The punctuated Shazam is a lesser-known DC superhero who – unlike his more famous stable-mates from the Superman and Batman franchises – lives in a real city, Pittsburgh in Pennsylvania. He’s also somewhat lighter in tone than any DC outing since Christopher Reeve’s early Superman films.
But other than that, he fits right into the formula – an unassuming loner with a tragic back-story and a pure heart has inexplicable powers foisted upon him and has to rise to the occasion to save the world from a super-charged megalomaniac, with a similarly tragic back-story, who – but for a simple twist of fate – could have found himself in the other shoes.
The notion of a young boy turning into an adult superhero does put a different spin on the genre too, as you don’t have the problems with suspension of disbelief, having to pretend that Clark Kent is unrecognisable without his glasses on. But it does mean that the film often lacks purposes when the supposed protagonist, Billy Batson is on screen, and comes to life only when his alter-ego, Zachary Levi’s half-length caped crusader appears – after a little too long a wait.
But oh, how it comes to life.

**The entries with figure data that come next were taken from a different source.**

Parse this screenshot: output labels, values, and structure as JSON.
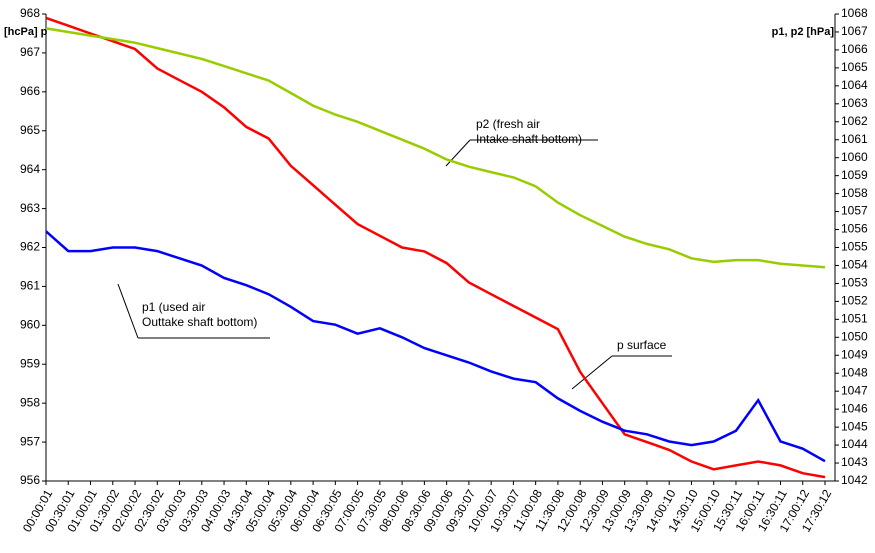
{
  "chart_data": {
    "type": "line",
    "ylabel": "[hcPa] p",
    "y2label": "p1, p2 [hPa]",
    "categories": [
      "00:00:01",
      "00:30:01",
      "01:00:01",
      "01:30:02",
      "02:00:02",
      "02:30:02",
      "03:00:03",
      "03:30:03",
      "04:00:03",
      "04:30:04",
      "05:00:04",
      "05:30:04",
      "06:00:04",
      "06:30:05",
      "07:00:05",
      "07:30:05",
      "08:00:06",
      "08:30:06",
      "09:00:06",
      "09:30:07",
      "10:00:07",
      "10:30:07",
      "11:00:08",
      "11:30:08",
      "12:00:08",
      "12:30:09",
      "13:00:09",
      "13:30:09",
      "14:00:10",
      "14:30:10",
      "15:00:10",
      "15:30:11",
      "16:00:11",
      "16:30:11",
      "17:00:12",
      "17:30:12"
    ],
    "series": [
      {
        "name": "p surface",
        "color": "#ff0000",
        "values": [
          967.9,
          967.7,
          967.5,
          967.3,
          967.1,
          966.6,
          966.3,
          966.0,
          965.6,
          965.1,
          964.8,
          964.1,
          963.6,
          963.1,
          962.6,
          962.3,
          962.0,
          961.9,
          961.6,
          961.1,
          960.8,
          960.5,
          960.2,
          959.9,
          958.8,
          958.0,
          957.2,
          957.0,
          956.8,
          956.5,
          956.3,
          956.4,
          956.5,
          956.4,
          956.2,
          956.1
        ]
      },
      {
        "name": "p2 (fresh air Intake shaft bottom)",
        "color": "#99cc00",
        "axis": "y2",
        "values": [
          1067.2,
          1067.0,
          1066.8,
          1066.6,
          1066.4,
          1066.1,
          1065.8,
          1065.5,
          1065.1,
          1064.7,
          1064.3,
          1063.6,
          1062.9,
          1062.4,
          1062.0,
          1061.5,
          1061.0,
          1060.5,
          1059.9,
          1059.5,
          1059.2,
          1058.9,
          1058.4,
          1057.5,
          1056.8,
          1056.2,
          1055.6,
          1055.2,
          1054.9,
          1054.4,
          1054.2,
          1054.3,
          1054.3,
          1054.1,
          1054.0,
          1053.9
        ]
      },
      {
        "name": "p1 (used air Outtake shaft bottom)",
        "color": "#0000ff",
        "axis": "y2",
        "values": [
          1055.9,
          1054.8,
          1054.8,
          1055.0,
          1055.0,
          1054.8,
          1054.4,
          1054.0,
          1053.3,
          1052.9,
          1052.4,
          1051.7,
          1050.9,
          1050.7,
          1050.2,
          1050.5,
          1050.0,
          1049.4,
          1049.0,
          1048.6,
          1048.1,
          1047.7,
          1047.5,
          1046.6,
          1045.9,
          1045.3,
          1044.8,
          1044.6,
          1044.2,
          1044.0,
          1044.2,
          1044.8,
          1046.5,
          1044.2,
          1043.8,
          1043.1
        ]
      }
    ],
    "annotations": [
      {
        "lines": [
          "p2 (fresh air",
          "Intake shaft bottom)"
        ]
      },
      {
        "lines": [
          "p1 (used air",
          "Outtake shaft bottom)"
        ]
      },
      {
        "lines": [
          "p surface"
        ]
      }
    ],
    "ylim": [
      956,
      968
    ],
    "yticks": [
      956,
      957,
      958,
      959,
      960,
      961,
      962,
      963,
      964,
      965,
      966,
      967,
      968
    ],
    "y2lim": [
      1042,
      1068
    ],
    "y2ticks": [
      1042,
      1043,
      1044,
      1045,
      1046,
      1047,
      1048,
      1049,
      1050,
      1051,
      1052,
      1053,
      1054,
      1055,
      1056,
      1057,
      1058,
      1059,
      1060,
      1061,
      1062,
      1063,
      1064,
      1065,
      1066,
      1067,
      1068
    ],
    "grid": false
  }
}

Levi and his geeky side-kick bounce off of one another briskly as they have genuine fun exploring the new super powers and trying to come up with a name that’s as cool as the reputation he’s starting to build. It also makes a change to see a superhero with a child’s sensibilities – an immature outlook on the world around him and a lack of the sense of responsibility and altruism that you’d expect from the genre. But there’s rather too much of a shift in his temperament to make it truly believable that the crime-fighting vigilante is the same person at heart as the downtrodden teenager with a mission of his own.
Mark Strong – as the biggest name on display – is suitably dour as a hard-done-by villain whose own powers seem to be unbeatable enough for him not to have to bother trying to steal those of our hero.
It’s unusual for a major studio to deliver a marquee movie with a little-known cast, so it could be a sign of trying to keep costs down or not having faith in their own material – but it pays off, for now.
It’s rare for punctuation not to herald a turkey, but Shazam! works as a delightful, family friendly romp through a superhero origins story – it’s a highly likeable journey of discovery. But it’s not clear that as a central figure in his own right, our protagonist has a longer-term role as a self-sufficient hero who can carry a franchise, despite the now-compulsory mid-end-credit sequence, which peeks ahead to a sequel that this brisk opener is bound to trigger.